• Aries Though you have always considered the difference psychological, you will be horrified to learn that men and women also have substantial physical distinctions.
  • Taurus The only thing you'll be able to think during the entire 90-second multi-vehicle crash is how much your father would have loved it.
  • Gemini You will look as good in a hundred years as you do today, thanks to recent advances in the field of taxidermy.

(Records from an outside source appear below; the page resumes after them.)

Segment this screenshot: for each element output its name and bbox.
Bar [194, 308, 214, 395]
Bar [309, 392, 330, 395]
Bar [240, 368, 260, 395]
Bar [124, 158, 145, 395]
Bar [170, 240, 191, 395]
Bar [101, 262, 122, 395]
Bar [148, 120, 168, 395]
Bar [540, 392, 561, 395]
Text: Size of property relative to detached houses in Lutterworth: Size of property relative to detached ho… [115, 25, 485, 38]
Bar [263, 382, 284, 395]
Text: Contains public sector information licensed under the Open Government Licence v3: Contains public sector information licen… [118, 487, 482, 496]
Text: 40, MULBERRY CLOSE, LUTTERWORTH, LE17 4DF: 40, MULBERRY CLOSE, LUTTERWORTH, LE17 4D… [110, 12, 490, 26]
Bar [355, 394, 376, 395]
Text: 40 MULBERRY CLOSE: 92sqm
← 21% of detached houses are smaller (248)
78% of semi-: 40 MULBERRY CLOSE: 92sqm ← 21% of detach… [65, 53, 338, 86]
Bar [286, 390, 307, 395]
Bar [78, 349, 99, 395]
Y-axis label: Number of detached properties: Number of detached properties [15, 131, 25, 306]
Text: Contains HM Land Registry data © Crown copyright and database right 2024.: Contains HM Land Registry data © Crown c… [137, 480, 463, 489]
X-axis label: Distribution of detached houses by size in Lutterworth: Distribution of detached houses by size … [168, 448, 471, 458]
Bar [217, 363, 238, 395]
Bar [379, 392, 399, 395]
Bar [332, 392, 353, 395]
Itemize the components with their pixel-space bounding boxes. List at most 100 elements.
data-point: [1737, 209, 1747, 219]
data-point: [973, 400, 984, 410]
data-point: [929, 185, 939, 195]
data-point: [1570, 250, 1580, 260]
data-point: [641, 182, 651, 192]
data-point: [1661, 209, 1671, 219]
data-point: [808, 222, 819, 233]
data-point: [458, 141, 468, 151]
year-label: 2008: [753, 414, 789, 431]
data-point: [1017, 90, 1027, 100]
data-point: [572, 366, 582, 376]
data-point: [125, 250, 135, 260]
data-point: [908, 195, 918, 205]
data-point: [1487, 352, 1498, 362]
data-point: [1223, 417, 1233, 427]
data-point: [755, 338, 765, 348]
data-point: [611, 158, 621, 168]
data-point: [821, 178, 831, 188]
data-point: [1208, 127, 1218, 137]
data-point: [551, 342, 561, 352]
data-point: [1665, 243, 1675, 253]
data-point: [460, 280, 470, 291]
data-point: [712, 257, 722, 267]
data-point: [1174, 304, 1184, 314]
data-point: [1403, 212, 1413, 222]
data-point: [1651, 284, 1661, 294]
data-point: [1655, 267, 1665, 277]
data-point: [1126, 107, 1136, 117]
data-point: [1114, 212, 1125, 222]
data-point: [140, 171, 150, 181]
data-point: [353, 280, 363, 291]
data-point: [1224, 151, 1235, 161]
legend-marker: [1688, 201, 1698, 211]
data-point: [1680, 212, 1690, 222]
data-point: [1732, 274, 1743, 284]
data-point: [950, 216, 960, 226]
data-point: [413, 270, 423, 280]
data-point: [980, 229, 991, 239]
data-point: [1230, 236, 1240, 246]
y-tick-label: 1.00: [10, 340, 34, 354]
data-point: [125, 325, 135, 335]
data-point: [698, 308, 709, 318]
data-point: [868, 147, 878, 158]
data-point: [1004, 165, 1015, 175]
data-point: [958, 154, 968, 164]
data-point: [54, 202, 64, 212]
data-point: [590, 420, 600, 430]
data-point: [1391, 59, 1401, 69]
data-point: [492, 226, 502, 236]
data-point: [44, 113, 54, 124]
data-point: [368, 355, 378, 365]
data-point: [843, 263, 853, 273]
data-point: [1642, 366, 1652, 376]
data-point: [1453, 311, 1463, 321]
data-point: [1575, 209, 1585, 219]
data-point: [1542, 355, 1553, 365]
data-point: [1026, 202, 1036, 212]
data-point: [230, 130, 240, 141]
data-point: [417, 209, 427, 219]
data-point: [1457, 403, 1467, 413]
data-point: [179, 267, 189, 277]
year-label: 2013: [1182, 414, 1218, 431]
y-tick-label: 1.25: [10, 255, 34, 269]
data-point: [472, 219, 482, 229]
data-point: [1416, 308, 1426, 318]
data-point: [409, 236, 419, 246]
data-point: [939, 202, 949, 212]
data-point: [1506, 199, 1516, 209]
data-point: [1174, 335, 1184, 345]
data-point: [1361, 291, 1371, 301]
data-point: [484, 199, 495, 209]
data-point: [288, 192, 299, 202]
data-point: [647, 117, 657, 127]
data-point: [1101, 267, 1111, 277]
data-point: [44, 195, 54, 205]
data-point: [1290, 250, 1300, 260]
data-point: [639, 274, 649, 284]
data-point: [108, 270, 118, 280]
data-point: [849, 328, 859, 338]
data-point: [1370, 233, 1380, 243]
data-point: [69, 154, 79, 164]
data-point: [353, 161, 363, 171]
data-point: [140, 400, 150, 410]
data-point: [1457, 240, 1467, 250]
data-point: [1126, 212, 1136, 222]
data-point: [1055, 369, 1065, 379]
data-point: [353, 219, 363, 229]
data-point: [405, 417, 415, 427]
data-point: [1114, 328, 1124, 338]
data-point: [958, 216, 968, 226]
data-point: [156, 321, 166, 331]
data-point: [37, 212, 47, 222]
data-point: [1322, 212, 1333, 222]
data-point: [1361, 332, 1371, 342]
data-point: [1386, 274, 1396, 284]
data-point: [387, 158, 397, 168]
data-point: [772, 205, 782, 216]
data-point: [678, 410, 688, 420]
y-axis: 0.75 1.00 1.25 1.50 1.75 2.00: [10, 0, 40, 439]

  • Cancer Remember that trying to please everyone is impossible, except perhaps in the case of everyone just wanting you to stop singing showtunes at your desk.
  • Leo As far as you can tell, the difference between the great and the near-great is their shoes.
  • Virgo You will learn an important lesson about sharing over the course of 22 minutes, plus commercials.
  • Libra While you have always considered yourself "lovable," this is true only in the narrowest, most clinical sense.
  • Scorpio The technical term for what will happen to you next Tuesday is "trepanning," but that won't seem terribly interesting at the time.
  • Sagittarius A good friend will see fit to share her darkest secrets with you shortly after placing a small but tasteful bouquet on your headstone.
  • Capricorn You've got just one big collar to make in your two days before retirement, so be careful: Sewing clown clothing can be extremely dangerous.
  • Aquarius Don't worry about posterity. Just because history is written by the winners doesn't mean you won't get a footnote somewhere.
  • Pisces Famous quotations are for people who have nothing of their own to say, so be sure to use a lot of them.